I can’t believe we’ve waited this long for an admissions simulation. As the Chronicle reports ‘College Scholarship Tycoon’ is an exciting admissions-based game in which you, as the Admissions Czar, decide which students to admit and which to reject based on their entry qualifications and family backgrounds.

If you get the balance ‘right’ (which mainly seems to involve discriminating against poorer students) then you move up the rankings…

Well timed for the height of application season, the game offers a peek at the trade-offs selective colleges make, and an accompanying article summarizes how the competition for wealth and prestige in admissions can skew institutional priorities. The interactive game doesn’t attempt to capture all the intricacies of the selection process (admissions officers would tell you that’s impossible to do), but it might expose a larger audience to some of the inner workings of a misunderstood trade.
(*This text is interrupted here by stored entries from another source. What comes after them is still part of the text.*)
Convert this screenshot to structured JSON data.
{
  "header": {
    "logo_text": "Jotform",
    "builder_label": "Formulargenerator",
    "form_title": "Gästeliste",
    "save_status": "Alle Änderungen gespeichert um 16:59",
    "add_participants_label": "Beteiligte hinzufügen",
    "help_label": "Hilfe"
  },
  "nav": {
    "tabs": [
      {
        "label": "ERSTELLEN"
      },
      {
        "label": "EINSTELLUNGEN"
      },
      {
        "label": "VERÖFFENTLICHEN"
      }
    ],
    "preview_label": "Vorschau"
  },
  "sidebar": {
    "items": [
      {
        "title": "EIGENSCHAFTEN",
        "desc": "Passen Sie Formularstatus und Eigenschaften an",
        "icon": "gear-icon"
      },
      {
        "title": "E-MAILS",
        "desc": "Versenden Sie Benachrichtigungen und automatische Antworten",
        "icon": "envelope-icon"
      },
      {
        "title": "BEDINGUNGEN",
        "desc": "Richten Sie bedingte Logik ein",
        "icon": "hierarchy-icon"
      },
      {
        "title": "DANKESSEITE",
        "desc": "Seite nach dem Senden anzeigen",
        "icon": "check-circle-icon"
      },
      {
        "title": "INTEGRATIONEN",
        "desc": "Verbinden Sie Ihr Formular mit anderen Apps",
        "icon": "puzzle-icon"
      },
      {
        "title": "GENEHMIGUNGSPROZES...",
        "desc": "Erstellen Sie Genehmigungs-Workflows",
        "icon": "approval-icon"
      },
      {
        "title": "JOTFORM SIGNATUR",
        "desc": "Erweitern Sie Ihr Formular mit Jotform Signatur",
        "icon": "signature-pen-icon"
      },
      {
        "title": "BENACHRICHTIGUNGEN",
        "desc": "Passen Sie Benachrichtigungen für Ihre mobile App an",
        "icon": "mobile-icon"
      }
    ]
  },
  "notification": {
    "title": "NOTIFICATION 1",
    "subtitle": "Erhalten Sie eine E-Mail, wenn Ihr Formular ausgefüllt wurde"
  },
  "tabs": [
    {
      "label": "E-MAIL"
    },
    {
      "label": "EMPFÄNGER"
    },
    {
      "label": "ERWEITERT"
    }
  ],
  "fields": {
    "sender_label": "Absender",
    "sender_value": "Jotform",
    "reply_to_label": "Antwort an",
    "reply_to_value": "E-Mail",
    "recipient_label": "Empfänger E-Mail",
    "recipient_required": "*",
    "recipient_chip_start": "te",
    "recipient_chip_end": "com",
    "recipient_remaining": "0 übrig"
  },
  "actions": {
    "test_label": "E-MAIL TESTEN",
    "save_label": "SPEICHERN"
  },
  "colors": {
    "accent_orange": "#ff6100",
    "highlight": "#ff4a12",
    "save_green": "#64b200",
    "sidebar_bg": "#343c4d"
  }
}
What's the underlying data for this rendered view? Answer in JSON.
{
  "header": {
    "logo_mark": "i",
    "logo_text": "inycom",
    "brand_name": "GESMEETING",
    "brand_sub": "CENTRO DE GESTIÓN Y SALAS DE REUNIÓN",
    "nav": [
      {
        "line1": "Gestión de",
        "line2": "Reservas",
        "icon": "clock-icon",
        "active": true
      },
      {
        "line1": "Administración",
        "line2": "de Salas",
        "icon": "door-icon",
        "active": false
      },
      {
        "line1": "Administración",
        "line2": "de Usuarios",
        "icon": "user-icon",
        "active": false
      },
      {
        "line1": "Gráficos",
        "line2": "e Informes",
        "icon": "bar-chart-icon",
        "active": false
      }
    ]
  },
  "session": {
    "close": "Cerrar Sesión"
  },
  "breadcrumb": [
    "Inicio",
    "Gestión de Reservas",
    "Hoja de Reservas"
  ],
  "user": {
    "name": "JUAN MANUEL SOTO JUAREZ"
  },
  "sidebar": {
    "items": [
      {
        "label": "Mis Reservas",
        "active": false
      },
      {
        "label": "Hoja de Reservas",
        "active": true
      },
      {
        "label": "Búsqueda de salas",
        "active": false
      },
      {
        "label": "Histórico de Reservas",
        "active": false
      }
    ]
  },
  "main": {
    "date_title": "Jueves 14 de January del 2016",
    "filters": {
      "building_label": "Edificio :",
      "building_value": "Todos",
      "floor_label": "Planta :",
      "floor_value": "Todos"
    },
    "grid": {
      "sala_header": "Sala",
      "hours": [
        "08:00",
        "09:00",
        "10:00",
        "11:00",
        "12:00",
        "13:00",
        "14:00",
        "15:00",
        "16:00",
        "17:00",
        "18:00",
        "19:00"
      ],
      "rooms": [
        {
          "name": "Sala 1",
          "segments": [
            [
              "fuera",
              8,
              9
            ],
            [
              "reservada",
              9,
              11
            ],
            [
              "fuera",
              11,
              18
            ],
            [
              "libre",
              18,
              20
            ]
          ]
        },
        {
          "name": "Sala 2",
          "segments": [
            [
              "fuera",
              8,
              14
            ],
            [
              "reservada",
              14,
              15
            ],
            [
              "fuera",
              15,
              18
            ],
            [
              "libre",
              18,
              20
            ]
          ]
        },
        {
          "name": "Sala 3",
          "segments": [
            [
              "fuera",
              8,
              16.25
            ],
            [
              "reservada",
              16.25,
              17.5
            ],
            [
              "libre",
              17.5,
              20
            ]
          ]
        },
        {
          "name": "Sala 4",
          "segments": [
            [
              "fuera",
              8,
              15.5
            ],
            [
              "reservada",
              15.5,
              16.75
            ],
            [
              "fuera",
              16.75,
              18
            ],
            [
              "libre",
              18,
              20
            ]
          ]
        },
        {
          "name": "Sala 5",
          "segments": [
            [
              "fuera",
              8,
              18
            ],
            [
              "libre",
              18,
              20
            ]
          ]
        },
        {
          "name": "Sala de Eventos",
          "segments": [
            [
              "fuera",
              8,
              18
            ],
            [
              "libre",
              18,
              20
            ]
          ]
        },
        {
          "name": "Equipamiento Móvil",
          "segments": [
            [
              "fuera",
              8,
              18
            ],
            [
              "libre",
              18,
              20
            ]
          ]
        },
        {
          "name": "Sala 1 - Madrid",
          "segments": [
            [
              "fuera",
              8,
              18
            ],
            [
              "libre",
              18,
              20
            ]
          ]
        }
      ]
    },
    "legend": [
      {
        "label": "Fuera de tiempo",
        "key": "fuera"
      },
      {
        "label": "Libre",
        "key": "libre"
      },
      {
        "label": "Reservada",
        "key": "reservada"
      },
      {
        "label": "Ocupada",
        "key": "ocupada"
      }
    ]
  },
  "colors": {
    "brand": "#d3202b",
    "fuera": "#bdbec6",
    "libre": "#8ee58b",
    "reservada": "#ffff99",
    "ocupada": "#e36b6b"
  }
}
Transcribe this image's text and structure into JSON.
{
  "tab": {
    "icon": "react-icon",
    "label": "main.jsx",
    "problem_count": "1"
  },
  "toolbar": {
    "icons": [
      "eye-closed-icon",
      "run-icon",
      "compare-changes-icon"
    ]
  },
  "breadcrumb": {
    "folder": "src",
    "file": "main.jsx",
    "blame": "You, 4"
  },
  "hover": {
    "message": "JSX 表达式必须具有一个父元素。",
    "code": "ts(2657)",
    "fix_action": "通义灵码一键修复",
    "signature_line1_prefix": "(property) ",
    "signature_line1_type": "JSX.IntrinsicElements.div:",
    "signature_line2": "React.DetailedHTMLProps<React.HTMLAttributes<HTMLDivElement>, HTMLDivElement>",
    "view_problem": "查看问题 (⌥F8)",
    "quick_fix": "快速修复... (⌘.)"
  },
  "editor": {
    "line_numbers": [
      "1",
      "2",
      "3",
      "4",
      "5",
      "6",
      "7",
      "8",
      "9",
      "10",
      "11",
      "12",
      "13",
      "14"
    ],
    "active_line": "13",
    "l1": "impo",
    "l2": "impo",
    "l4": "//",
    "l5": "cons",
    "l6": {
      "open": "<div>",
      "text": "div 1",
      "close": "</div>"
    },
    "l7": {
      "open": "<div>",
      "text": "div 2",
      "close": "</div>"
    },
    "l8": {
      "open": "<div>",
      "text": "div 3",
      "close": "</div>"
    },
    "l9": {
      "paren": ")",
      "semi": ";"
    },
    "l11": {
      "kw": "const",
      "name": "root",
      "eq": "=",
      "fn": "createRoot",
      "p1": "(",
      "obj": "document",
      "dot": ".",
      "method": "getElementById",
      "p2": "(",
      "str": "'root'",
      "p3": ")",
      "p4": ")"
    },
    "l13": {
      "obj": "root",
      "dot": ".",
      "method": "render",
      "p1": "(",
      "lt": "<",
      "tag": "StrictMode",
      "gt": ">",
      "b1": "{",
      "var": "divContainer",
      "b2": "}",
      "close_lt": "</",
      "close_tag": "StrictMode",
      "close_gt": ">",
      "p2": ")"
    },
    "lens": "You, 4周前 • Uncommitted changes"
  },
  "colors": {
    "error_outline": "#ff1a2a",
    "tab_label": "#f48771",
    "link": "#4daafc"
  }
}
Still, some enrollment realities do get lost in the shuffle.

So, it’s possibly a tad simplistic, and really doesn’t capture the nuances of the admissions process, as the Chronicle piece goes on to explain:

[E]nrollment management, widely vilified for many ills, isn’t as simple as giving thumbs up or down to applicants based solely on test scores and family income. Who are those applicants? Where do they come from? What do they want to major in? Answering a college’s many wants and needs is a much more complex pursuit than this rendering suggests. As any enrollment manager could tell you, for example, the yield rates for different kinds of applicants vary, a nuance that any critique of the process should acknowledge.

And, as the real Admissions Czars who the Chronicle tested this out on attested, it really is not terribly realistic.. But there might be something to be said for developing a simulation like this which, if more accurately presented, could be deployed in a useful way to inform the admissions and widening access debate and to help universities understand the impact of their admissions policies and practices.

I’m sure the OfS will be wanting to have a look.